Tuttavia, magari con la segreta speranza di ritrovarlo (sebbene lui di certo non si ricorderà più di me), voglio mettere sul blog i miei appunti.

Nato a Nkolakomo (Oyeng) nel distretto di Mbalmayo nel Central South, Mefana ha frequentato la scuola cattolica locale (Obout) e in seguito nei seminari di Mavas e di Okomo. A quel tempo (1973) aveva pubblicato soltanto “Le secret de la source”, raccolta di favole, in cui ha cercato (in Camerun si parlava prevalentemente Francese e in parte Inglese, poiché il paese era stato colonizzato da queste nazioni) di rendere in lingua francese il profumo del mondo Beti, una popolazione dell’Africa centrale presente in Camerun e in Gabon. Mefana, aveva in cantiere anche una raccolta di poesie (ho ora scoperto che doveva trattarsi de “La coupe de larmes”), un romanzo (che sia “La fin d’un monstre”? ma non ne sono certo) e un testo di saggistica sulla cultura Beti. Sosteneva che la loro cultura tradizionale era prevalentemente orale: quella dei “pigmei”, dei pastori “fulbé” e quella dei “beti”, i cui aedi accompagnavano i loro canti con il “mwet”, uno strumento a corde.

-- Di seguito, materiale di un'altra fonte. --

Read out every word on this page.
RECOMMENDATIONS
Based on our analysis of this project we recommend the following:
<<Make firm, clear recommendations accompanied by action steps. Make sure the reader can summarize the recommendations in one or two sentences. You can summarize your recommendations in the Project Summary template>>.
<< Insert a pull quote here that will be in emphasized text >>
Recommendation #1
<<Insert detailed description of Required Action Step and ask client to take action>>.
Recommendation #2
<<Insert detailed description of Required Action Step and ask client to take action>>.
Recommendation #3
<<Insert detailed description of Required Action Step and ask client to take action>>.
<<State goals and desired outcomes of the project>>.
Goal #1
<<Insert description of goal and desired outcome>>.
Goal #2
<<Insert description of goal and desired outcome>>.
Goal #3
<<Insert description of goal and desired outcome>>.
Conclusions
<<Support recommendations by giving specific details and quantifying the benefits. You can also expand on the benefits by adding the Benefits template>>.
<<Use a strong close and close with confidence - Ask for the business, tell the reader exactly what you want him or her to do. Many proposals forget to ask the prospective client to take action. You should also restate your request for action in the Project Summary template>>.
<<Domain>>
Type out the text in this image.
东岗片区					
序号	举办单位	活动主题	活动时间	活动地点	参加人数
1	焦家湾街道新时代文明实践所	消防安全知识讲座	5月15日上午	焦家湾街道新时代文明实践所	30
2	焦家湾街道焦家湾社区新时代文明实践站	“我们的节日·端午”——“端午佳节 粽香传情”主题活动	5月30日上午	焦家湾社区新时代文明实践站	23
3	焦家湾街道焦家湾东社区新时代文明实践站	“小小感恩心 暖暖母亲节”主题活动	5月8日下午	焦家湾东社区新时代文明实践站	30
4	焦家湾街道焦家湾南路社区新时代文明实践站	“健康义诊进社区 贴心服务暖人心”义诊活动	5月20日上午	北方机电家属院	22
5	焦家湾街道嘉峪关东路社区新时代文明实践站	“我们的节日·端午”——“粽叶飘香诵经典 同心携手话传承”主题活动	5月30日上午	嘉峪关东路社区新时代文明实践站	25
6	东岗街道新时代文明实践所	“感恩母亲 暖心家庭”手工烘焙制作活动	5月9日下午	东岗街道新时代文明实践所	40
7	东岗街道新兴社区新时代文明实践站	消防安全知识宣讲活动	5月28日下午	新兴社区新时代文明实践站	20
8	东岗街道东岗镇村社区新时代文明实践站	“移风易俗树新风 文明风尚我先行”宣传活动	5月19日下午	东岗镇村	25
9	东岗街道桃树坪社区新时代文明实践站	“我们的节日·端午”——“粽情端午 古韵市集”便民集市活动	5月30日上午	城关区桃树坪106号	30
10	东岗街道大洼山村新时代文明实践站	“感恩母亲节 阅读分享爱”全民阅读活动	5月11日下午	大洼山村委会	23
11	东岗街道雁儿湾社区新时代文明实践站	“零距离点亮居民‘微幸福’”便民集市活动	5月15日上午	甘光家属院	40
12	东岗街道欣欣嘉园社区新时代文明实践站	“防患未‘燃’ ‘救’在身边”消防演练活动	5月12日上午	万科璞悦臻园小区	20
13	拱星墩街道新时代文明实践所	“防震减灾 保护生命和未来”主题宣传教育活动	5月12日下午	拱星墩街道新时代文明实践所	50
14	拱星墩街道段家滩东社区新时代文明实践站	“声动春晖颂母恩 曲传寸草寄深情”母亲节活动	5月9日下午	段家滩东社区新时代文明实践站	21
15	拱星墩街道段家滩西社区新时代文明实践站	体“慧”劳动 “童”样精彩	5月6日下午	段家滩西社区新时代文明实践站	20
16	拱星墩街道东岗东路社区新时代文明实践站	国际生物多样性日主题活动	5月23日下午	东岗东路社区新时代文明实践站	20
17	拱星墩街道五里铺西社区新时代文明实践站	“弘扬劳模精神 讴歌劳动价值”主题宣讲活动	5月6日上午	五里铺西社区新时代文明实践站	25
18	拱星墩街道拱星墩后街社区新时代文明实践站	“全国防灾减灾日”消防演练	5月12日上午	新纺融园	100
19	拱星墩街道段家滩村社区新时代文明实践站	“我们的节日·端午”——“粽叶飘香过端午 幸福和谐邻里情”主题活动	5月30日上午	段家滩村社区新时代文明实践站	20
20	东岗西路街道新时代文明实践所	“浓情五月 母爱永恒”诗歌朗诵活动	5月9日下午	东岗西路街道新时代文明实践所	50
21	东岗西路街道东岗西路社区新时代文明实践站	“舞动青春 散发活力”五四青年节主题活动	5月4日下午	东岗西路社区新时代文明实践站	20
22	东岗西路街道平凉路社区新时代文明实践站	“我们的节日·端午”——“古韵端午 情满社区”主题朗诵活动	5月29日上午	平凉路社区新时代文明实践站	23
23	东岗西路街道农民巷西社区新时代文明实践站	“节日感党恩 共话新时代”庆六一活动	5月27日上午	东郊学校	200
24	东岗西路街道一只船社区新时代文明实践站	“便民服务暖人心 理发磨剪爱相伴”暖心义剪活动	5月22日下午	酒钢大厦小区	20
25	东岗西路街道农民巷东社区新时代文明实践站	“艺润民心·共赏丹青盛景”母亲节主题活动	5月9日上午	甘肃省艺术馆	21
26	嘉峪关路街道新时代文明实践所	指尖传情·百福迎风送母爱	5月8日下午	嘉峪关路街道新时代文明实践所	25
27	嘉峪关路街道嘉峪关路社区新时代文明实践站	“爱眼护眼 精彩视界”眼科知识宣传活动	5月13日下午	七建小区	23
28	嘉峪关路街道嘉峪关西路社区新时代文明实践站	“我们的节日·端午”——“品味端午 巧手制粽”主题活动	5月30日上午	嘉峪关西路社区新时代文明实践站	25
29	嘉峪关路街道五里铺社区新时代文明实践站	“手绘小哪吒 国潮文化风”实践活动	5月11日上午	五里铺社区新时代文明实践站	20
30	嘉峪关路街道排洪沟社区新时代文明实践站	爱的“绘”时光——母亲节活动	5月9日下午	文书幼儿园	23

Avevo appreso da lui che i più noti scrittori del posto erano legati proprio all’etnia Beti (Mongo Beti, Ferdinand OyoNo, Guillaume Oyono-Mbia, René Philombe, tutti nomi che ho trovato su Internet) e sosteneva pure che il centrosud aveva dato molta importanza alla scuola e, inoltre, che la loro gente era molto dotata di fantasia. Segnalava altri scrittori più recenti, come Alima, Bernetel, Kayo e altri con una narrativa di grande forza e uno stile limpido, alcuni accettati con fatica dalla critica per le loro denunce contro il colonialismo e la corruzione. Infatti, gli intellettuali della zona - affermava Mefana - stavano prendendo maggiormente coscienza e senso di responsabilità dell’uomo e della società camerunense; come dire che loro, liberatisi del colonialismo, riscoprivano sì le proprie tradizioni a partire da quelle tribali, però nel frattempo stava, formandosi una nuova generazione di scrittori che si interessava soprattutto della vita attuale del paese, sebbene dominasse ancora la cultura francese rispetto all’africana (parlo di quel tempo; ora non so perché sono passati 40 anni dai miei trascorsi in Camerun).